Effects of shape and ratio of copper foam on thermal storage properties of the heat storage system with phase change materials

Abstract

Latent heat storage technology can be used to overcome the instability of solar-powered equipment. However, the poor thermal conductivity of phase change materials markedly weakens the thermal storage efficiency of the heat storage system. Filling copper foam is a valid method to improve the thermal conductivity of phase change materials.

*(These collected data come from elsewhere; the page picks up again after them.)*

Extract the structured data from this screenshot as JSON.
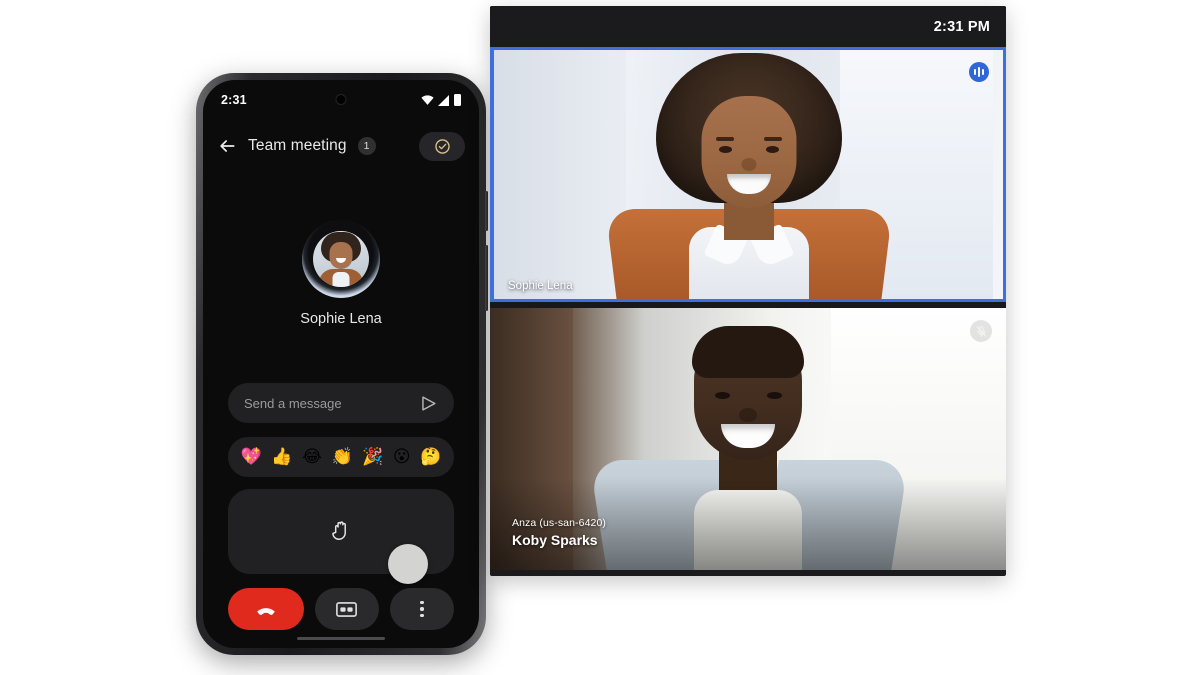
{
  "phone": {
    "status_bar": {
      "time": "2:31",
      "icons": [
        "wifi-icon",
        "signal-icon",
        "battery-icon"
      ]
    },
    "app_bar": {
      "back_icon": "back-arrow-icon",
      "title": "Team meeting",
      "participant_count": "1",
      "safety_icon": "check-circle-icon",
      "safety_color": "#d8c28a"
    },
    "speaker": {
      "name": "Sophie Lena",
      "avatar": "participant-avatar",
      "speaking_ring": true
    },
    "message_bar": {
      "placeholder": "Send a message",
      "value": "",
      "send_icon": "send-icon"
    },
    "emoji_bar": {
      "items": [
        {
          "name": "sparkling-heart-emoji",
          "glyph": "💖"
        },
        {
          "name": "thumbs-up-emoji",
          "glyph": "👍"
        },
        {
          "name": "laughing-emoji",
          "glyph": "😂"
        },
        {
          "name": "clapping-emoji",
          "glyph": "👏"
        },
        {
          "name": "party-popper-emoji",
          "glyph": "🎉"
        },
        {
          "name": "surprised-emoji",
          "glyph": "😮"
        },
        {
          "name": "thinking-emoji",
          "glyph": "🤔"
        }
      ]
    },
    "hand_panel": {
      "icon": "raise-hand-icon",
      "cursor": "pointer-cursor-dot"
    },
    "call_controls": [
      {
        "name": "end-call-button",
        "icon": "hang-up-icon",
        "color": "#e02a1d"
      },
      {
        "name": "captions-button",
        "icon": "closed-captions-icon",
        "color": "#2a2a2d"
      },
      {
        "name": "more-options-button",
        "icon": "more-vertical-icon",
        "color": "#2a2a2d"
      }
    ]
  },
  "monitor": {
    "time": "2:31 PM",
    "tiles": [
      {
        "name": "video-tile-sophie",
        "label": "Sophie Lena",
        "sublabel": "",
        "active_speaker": true,
        "border_color": "#3f6fdc",
        "badge": "speaking-indicator-icon",
        "muted": false
      },
      {
        "name": "video-tile-koby",
        "label": "Koby Sparks",
        "sublabel": "Anza (us-san-6420)",
        "active_speaker": false,
        "border_color": "",
        "badge": "muted-microphone-icon",
        "muted": true
      }
    ]
  }
}
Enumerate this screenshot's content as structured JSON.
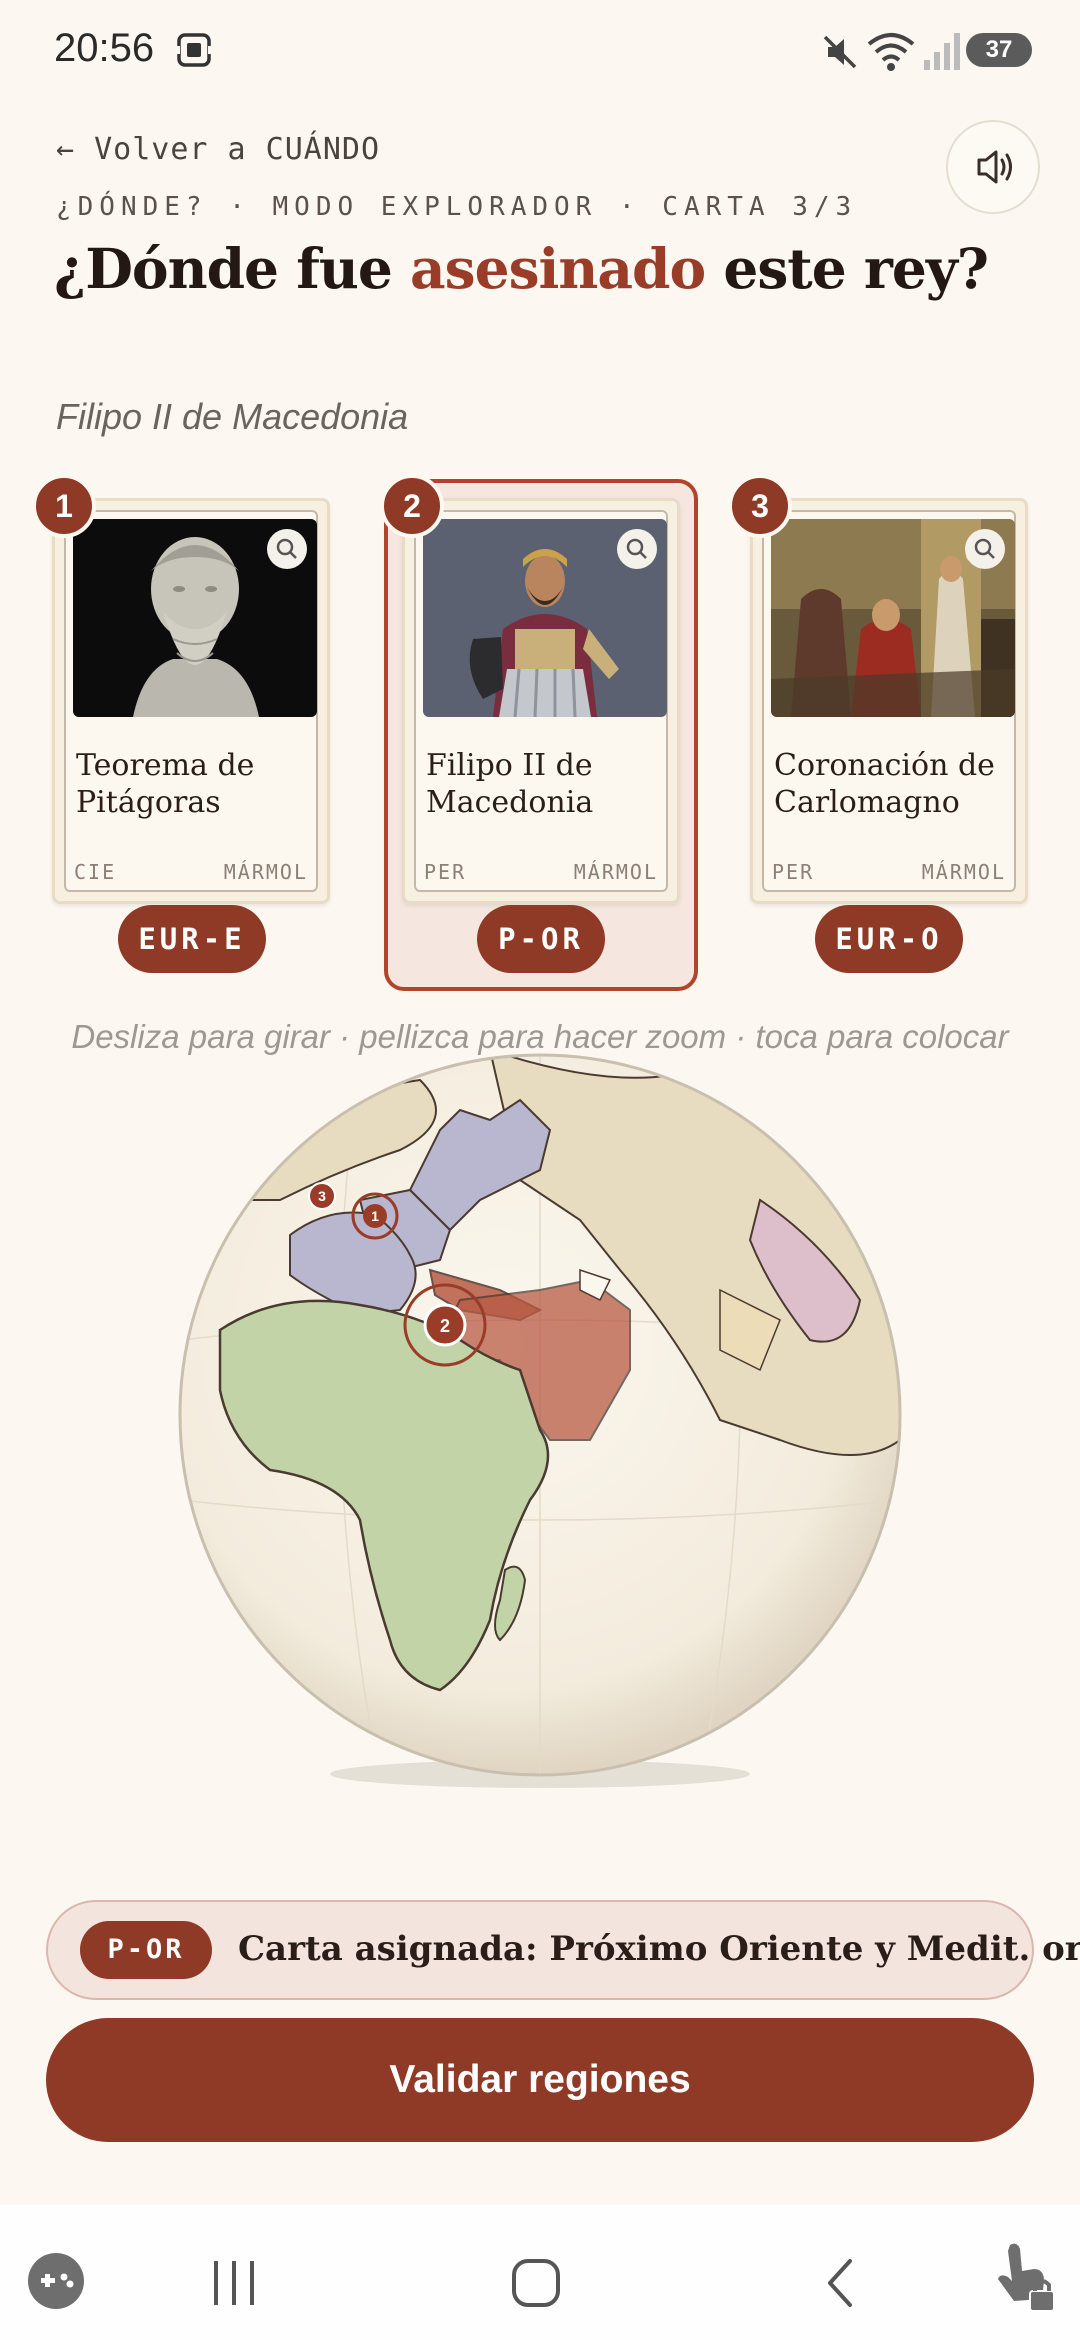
{
  "status_bar": {
    "time": "20:56",
    "battery": "37"
  },
  "header": {
    "back_label": "← Volver a CUÁNDO",
    "meta": "¿DÓNDE? · MODO EXPLORADOR · CARTA 3/3",
    "question_pre": "¿Dónde fue ",
    "question_accent": "asesinado",
    "question_post": " este rey?",
    "subject": "Filipo II de Macedonia"
  },
  "colors": {
    "accent": "#8f3a26",
    "background": "#fcf8f1",
    "africa": "#c2d3a8",
    "europe_region": "#b9b6cf",
    "near_east_region": "#b85b44"
  },
  "cards": [
    {
      "number": "1",
      "title": "Teorema de Pitágoras",
      "category": "CIE",
      "material": "MÁRMOL",
      "region": "EUR-E",
      "selected": false
    },
    {
      "number": "2",
      "title": "Filipo II de Macedonia",
      "category": "PER",
      "material": "MÁRMOL",
      "region": "P-OR",
      "selected": true
    },
    {
      "number": "3",
      "title": "Coronación de Carlomagno",
      "category": "PER",
      "material": "MÁRMOL",
      "region": "EUR-O",
      "selected": false
    }
  ],
  "hint": "Desliza para girar · pellizca para hacer zoom · toca para colocar",
  "globe": {
    "markers": [
      "1",
      "2",
      "3"
    ],
    "icon": "globe-map"
  },
  "assigned": {
    "code": "P-OR",
    "text": "Carta asignada: Próximo Oriente y Medit. or."
  },
  "validate_label": "Validar regiones",
  "icons": [
    "screenshot-icon",
    "mute-icon",
    "wifi-icon",
    "signal-icon",
    "sound-icon",
    "search-icon",
    "game-icon",
    "recents-icon",
    "home-icon",
    "back-icon",
    "touch-lock-icon"
  ]
}
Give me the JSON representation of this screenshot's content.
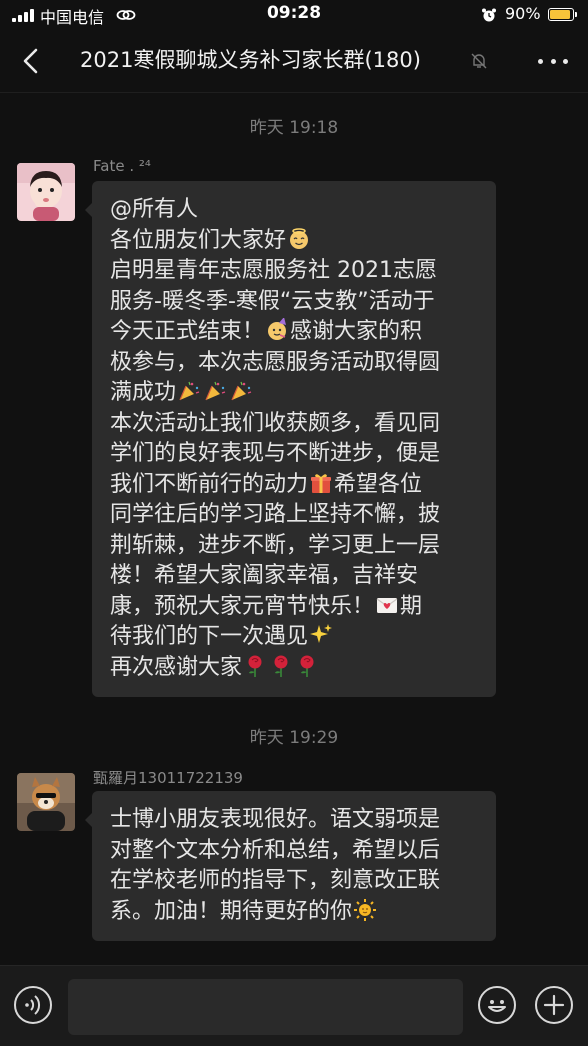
{
  "status_bar": {
    "carrier": "中国电信",
    "time": "09:28",
    "battery_percent_text": "90%",
    "battery_level": 0.9
  },
  "nav": {
    "title": "2021寒假聊城义务补习家长群(180)",
    "back_icon": "chevron-left-icon",
    "mute_icon": "bell-slash-icon",
    "more_icon": "more-horizontal-icon"
  },
  "messages": [
    {
      "timestamp": "昨天 19:18",
      "sender": "Fate . ²⁴",
      "avatar_icon": "child-photo-avatar",
      "lines": [
        [
          {
            "t": "@所有人"
          }
        ],
        [
          {
            "t": "各位朋友们大家好"
          },
          {
            "e": "angel"
          }
        ],
        [
          {
            "t": "启明星青年志愿服务社 2021志愿"
          }
        ],
        [
          {
            "t": "服务-暖冬季-寒假“云支教”活动于"
          }
        ],
        [
          {
            "t": "今天正式结束！"
          },
          {
            "e": "party-face"
          },
          {
            "t": "感谢大家的积"
          }
        ],
        [
          {
            "t": "极参与，本次志愿服务活动取得圆"
          }
        ],
        [
          {
            "t": "满成功"
          },
          {
            "e": "party-popper"
          },
          {
            "e": "party-popper"
          },
          {
            "e": "party-popper"
          }
        ],
        [
          {
            "t": "本次活动让我们收获颇多，看见同"
          }
        ],
        [
          {
            "t": "学们的良好表现与不断进步，便是"
          }
        ],
        [
          {
            "t": "我们不断前行的动力"
          },
          {
            "e": "gift"
          },
          {
            "t": "希望各位"
          }
        ],
        [
          {
            "t": "同学往后的学习路上坚持不懈，披"
          }
        ],
        [
          {
            "t": "荆斩棘，进步不断，学习更上一层"
          }
        ],
        [
          {
            "t": "楼！希望大家阖家幸福，吉祥安"
          }
        ],
        [
          {
            "t": "康，预祝大家元宵节快乐！"
          },
          {
            "e": "love-letter"
          },
          {
            "t": "期"
          }
        ],
        [
          {
            "t": "待我们的下一次遇见"
          },
          {
            "e": "sparkles"
          }
        ],
        [
          {
            "t": "再次感谢大家"
          },
          {
            "e": "rose"
          },
          {
            "e": "rose"
          },
          {
            "e": "rose"
          }
        ]
      ]
    },
    {
      "timestamp": "昨天 19:29",
      "sender": "甄羅月13011722139",
      "avatar_icon": "dog-photo-avatar",
      "lines": [
        [
          {
            "t": "士博小朋友表现很好。语文弱项是"
          }
        ],
        [
          {
            "t": "对整个文本分析和总结，希望以后"
          }
        ],
        [
          {
            "t": "在学校老师的指导下，刻意改正联"
          }
        ],
        [
          {
            "t": "系。加油！期待更好的你"
          },
          {
            "e": "sun"
          }
        ]
      ]
    }
  ],
  "input_bar": {
    "voice_icon": "voice-icon",
    "input_value": "",
    "emoji_icon": "smiley-icon",
    "plus_icon": "plus-icon"
  },
  "colors": {
    "background": "#111111",
    "bubble": "#2c2c2c",
    "text": "#e6e6e6",
    "meta": "#7c7c7c",
    "battery": "#f7c43a"
  }
}
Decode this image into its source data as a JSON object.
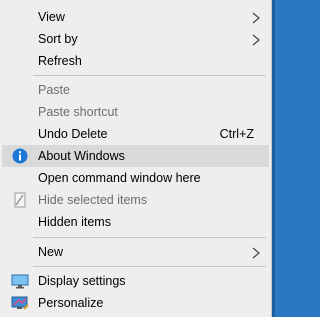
{
  "menu": {
    "items": [
      {
        "label": "View"
      },
      {
        "label": "Sort by"
      },
      {
        "label": "Refresh"
      },
      {
        "label": "Paste"
      },
      {
        "label": "Paste shortcut"
      },
      {
        "label": "Undo Delete",
        "shortcut": "Ctrl+Z"
      },
      {
        "label": "About Windows"
      },
      {
        "label": "Open command window here"
      },
      {
        "label": "Hide selected items"
      },
      {
        "label": "Hidden items"
      },
      {
        "label": "New"
      },
      {
        "label": "Display settings"
      },
      {
        "label": "Personalize"
      }
    ]
  },
  "colors": {
    "menu_bg": "#eeeeee",
    "hover_bg": "#d9d9d9",
    "disabled_text": "#6d6d6d",
    "desktop_bg": "#2a78c2",
    "info_blue": "#1e78d7"
  }
}
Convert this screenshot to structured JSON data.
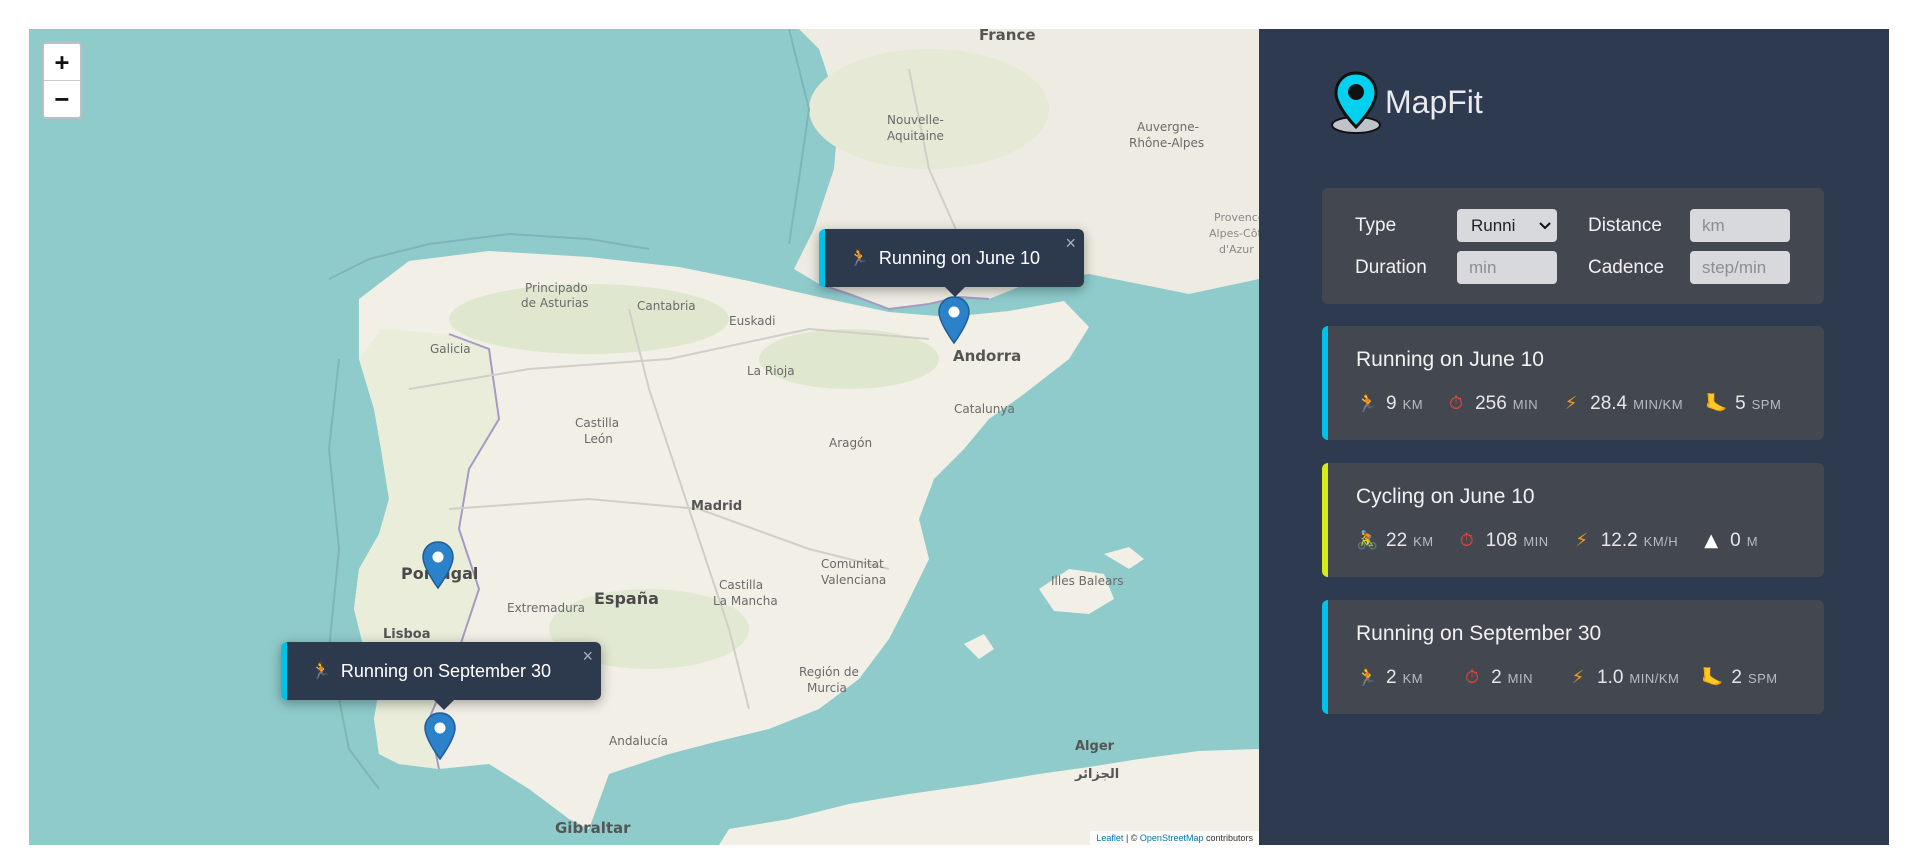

To explore the synergistic effect of copper foam filling shape and ratio on the thermal storage performance of the heat storage system, the present study researched the thermal storage performance of the heat storage system with different copper foam filling ratios under two types filling shapes using myristic acid and copper foam as feedstocks. The mechanism of the influence of the ratio and shape of copper foam on the heat storage performance was discussed from Rayleigh number and natural convection velocity. The results show that there is a linear relationship between the ratio of copper foam and the thermal storage performance for the compact stacking shape. The melting time is shortened by 32.8 % and the heat storage efficiency is increased by 45.1 % when the content of copper foam increases from 10 % to 50 %. For the spaced stacking shape, the ratio of copper foam has a non-linear relationship with the thermal storage performance, reaching a maximum at 40 % copper foam filling ratio. Compared with the control group, the full melting time is shortened by 38.53 % and the heat storage efficiency is increased by 64 %. As the ratio of copper foam increases from 10 % to 50 %, the Rayleigh number increases from 208 × 103 to 188 × 103 and the convection velocity decreases by 47.8 % to 66 %. The average convective velocity of spaced stacking shape is 2 % to 38 % lower than that of compact stacking shape under the same ratio of copper foam.